S0 ← S1 emission in the DMABN molecule, which exhibits intramolecular CT character |
Electronic excitation is characterized by an instantaneous (possibly drastic) change in the electron density of the molecular or functional group that absorbs the photon. In particular, intramolecular charge-transfer excited states such as those present in "donor-π-acceptor" or "push-pull" chromophores, can change the dipole moment of the chromophore by 10 Debye or more. In a condensed-phase environment, a proper description of such an event should allow the electronic degrees of freedom of the environment to remain in equilibrium with those of the chromophore, i.e., the chromophore and its environment should polarize one another in a self-consistent fashion. In addition, the most accurate molecular mechanics (MM) force fields are often polarizable ones. In the context of QM/MM calculations, the increased cost associated with using a polarizable force field should be insignificant, provided that the QM/MM algorithm is designed in a reasonable way. We are developing computationally-efficient QM/MM models that utilize polarizable MM force fields ("QM/polMM" models), in an effort to describe excited states in solution. We aim for solvation models that are accurate across the entire range of system sizes, from small clusters to bulk solvation. These new methods enable us to explore the role of solvent polarization, which is especially important for the description of charge-separated excited states, and to make contact with both condensed-phase electronic spectroscopy, as well as gas-phase cluster experiments.

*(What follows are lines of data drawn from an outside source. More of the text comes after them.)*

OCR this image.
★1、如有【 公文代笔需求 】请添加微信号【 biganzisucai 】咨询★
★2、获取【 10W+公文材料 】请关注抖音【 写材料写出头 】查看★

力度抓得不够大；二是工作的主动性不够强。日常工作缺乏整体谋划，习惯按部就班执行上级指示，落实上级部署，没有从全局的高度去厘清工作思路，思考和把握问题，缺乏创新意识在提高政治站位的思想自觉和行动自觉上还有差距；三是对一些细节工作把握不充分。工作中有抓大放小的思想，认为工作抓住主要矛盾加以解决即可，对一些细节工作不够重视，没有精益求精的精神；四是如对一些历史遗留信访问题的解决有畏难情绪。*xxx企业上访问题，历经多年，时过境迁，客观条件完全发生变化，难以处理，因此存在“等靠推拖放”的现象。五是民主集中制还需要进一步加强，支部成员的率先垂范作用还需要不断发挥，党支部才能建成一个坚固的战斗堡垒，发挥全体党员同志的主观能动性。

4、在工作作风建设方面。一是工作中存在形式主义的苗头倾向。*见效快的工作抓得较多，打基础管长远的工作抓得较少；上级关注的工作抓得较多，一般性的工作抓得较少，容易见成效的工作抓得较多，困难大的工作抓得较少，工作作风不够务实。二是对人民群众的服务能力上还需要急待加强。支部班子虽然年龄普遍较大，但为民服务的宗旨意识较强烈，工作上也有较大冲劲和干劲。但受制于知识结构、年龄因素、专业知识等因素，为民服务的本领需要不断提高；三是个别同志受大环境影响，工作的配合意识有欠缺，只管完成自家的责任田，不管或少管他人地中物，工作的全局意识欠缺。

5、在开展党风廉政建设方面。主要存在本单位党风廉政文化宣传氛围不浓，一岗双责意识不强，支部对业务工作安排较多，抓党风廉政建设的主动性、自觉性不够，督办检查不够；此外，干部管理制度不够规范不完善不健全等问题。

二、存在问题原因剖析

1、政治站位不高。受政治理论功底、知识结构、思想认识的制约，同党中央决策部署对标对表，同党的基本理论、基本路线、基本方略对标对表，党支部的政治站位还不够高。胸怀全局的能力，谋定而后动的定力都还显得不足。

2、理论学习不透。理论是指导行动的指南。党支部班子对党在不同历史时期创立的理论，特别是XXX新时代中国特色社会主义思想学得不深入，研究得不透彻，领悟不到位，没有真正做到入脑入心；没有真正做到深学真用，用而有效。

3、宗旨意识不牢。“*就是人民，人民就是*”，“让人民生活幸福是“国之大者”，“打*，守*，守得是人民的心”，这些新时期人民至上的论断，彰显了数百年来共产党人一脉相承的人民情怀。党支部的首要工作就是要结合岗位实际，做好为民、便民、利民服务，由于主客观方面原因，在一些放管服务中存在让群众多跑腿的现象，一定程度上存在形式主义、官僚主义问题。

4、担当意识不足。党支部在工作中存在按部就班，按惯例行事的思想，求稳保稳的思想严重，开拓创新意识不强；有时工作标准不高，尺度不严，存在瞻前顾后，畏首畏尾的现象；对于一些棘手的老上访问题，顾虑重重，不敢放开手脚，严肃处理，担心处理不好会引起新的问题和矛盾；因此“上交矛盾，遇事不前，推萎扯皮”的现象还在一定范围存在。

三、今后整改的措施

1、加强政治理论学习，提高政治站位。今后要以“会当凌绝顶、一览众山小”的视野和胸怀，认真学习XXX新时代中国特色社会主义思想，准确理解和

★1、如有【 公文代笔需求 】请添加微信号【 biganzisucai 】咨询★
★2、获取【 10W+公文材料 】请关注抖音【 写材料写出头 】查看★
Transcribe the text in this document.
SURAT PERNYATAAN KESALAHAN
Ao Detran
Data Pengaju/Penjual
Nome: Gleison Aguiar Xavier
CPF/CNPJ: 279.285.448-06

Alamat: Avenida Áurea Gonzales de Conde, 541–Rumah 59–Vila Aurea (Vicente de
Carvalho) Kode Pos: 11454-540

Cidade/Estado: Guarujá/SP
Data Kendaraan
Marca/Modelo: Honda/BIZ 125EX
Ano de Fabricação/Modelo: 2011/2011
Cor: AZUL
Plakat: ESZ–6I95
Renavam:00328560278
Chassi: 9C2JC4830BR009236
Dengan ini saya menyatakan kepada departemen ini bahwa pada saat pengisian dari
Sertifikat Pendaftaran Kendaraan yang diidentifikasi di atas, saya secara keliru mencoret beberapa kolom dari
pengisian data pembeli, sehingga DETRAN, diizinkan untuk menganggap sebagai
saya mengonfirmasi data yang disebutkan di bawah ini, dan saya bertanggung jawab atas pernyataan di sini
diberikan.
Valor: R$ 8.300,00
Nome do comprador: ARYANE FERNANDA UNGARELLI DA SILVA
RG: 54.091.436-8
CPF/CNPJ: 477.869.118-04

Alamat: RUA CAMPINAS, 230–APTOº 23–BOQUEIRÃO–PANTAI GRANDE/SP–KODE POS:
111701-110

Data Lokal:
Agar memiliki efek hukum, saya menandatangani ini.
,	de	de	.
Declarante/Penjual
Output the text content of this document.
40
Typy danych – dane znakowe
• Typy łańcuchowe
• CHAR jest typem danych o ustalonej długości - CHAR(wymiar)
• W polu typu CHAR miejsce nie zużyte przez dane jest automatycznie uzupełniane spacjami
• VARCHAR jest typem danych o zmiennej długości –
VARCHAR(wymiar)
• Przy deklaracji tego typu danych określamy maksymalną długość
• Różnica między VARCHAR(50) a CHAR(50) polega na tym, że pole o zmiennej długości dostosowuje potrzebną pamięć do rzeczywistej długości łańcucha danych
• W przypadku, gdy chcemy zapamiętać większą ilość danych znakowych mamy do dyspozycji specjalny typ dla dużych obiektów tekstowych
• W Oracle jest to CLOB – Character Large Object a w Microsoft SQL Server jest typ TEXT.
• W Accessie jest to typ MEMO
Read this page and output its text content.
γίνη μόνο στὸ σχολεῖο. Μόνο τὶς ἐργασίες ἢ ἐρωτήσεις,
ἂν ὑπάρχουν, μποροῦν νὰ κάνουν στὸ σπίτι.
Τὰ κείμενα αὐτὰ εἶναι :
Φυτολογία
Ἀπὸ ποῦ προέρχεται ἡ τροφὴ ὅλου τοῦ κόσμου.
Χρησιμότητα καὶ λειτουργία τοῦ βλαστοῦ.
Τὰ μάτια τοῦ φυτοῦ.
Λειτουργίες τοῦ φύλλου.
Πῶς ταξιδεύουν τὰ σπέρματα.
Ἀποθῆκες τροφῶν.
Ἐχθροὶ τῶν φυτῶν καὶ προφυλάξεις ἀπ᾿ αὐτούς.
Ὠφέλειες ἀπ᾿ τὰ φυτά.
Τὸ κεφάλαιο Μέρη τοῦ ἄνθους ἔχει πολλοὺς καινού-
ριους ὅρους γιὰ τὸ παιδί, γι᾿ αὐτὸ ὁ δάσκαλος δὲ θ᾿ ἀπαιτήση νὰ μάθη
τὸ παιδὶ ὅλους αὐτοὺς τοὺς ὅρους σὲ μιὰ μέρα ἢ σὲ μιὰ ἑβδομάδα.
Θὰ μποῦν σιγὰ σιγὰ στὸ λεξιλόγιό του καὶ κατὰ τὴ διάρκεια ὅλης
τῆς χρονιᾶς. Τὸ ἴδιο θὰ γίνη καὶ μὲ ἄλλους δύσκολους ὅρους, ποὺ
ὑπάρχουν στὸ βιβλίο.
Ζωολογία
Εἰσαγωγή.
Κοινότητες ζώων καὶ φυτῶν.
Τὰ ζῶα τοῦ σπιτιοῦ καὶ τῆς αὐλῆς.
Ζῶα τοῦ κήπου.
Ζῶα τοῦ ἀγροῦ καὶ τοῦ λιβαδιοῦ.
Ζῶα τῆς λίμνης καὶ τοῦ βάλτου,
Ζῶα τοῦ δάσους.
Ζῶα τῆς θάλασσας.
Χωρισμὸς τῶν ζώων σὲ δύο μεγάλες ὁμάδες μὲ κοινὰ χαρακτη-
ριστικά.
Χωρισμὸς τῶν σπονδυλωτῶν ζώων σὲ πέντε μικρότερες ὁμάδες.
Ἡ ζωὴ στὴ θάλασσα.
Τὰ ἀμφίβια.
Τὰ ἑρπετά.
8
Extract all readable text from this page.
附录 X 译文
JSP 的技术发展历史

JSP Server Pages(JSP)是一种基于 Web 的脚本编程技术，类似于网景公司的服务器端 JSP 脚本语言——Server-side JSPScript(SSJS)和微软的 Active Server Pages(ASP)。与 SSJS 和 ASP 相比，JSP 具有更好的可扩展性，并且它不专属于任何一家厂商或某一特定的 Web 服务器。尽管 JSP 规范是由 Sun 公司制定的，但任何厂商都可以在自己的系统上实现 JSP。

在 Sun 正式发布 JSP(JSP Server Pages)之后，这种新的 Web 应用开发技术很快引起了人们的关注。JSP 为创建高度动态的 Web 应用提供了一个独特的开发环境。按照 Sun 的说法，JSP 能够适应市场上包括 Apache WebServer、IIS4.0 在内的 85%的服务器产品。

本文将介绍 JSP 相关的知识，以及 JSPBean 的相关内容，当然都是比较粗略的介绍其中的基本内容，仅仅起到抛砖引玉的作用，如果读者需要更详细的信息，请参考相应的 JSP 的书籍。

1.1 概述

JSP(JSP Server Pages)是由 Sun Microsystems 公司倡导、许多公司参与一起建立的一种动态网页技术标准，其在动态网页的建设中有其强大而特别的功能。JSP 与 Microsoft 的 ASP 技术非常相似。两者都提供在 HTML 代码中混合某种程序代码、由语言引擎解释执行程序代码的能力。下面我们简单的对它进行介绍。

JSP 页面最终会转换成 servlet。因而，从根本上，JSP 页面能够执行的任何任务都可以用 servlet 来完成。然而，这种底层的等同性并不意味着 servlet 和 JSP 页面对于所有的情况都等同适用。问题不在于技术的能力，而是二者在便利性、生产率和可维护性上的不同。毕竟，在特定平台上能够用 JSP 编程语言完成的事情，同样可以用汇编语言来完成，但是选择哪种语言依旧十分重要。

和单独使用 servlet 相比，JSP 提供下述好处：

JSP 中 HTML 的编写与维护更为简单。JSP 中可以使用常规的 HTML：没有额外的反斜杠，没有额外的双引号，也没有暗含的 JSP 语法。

Equations of motion for extended- Lagrangian ab initio molecular dynamics. |
Efficient algorithms developed in our group are expanding the frontiers of ab initio molecular dynamics (AIMD) simulations, in which on-the-fly quantum chemistry (i.e., a quantum-mechanical treatment of the electrons) is used to calculate the forces required for a classical molecular dynamics simulation, thus obviating the need for parametrized force fields. This is especially important for unusual or reactive species (such as the hydrated electron and other aqueous radicals), for which it is extremely difficult to construct accurate force fields. Improvements to the efficiency of AIMD algorithms translate directly into longer simulation time scales and larger system sizes, for a fixed quantity of computer resources.
Our group contributes to the development of Q-Chem, a state-of-the-art electronic structure program package. (See also IQMol, a structure builder and graphical front-end for Q-Chem.) Group members have the opportunity to become co-authors of future versions of the software. A stand-alone code, Fragme∩t, is also developed in our group, for performing fragment-based quantum chemistry calculations with interfaces to various quantum chemistry software packages.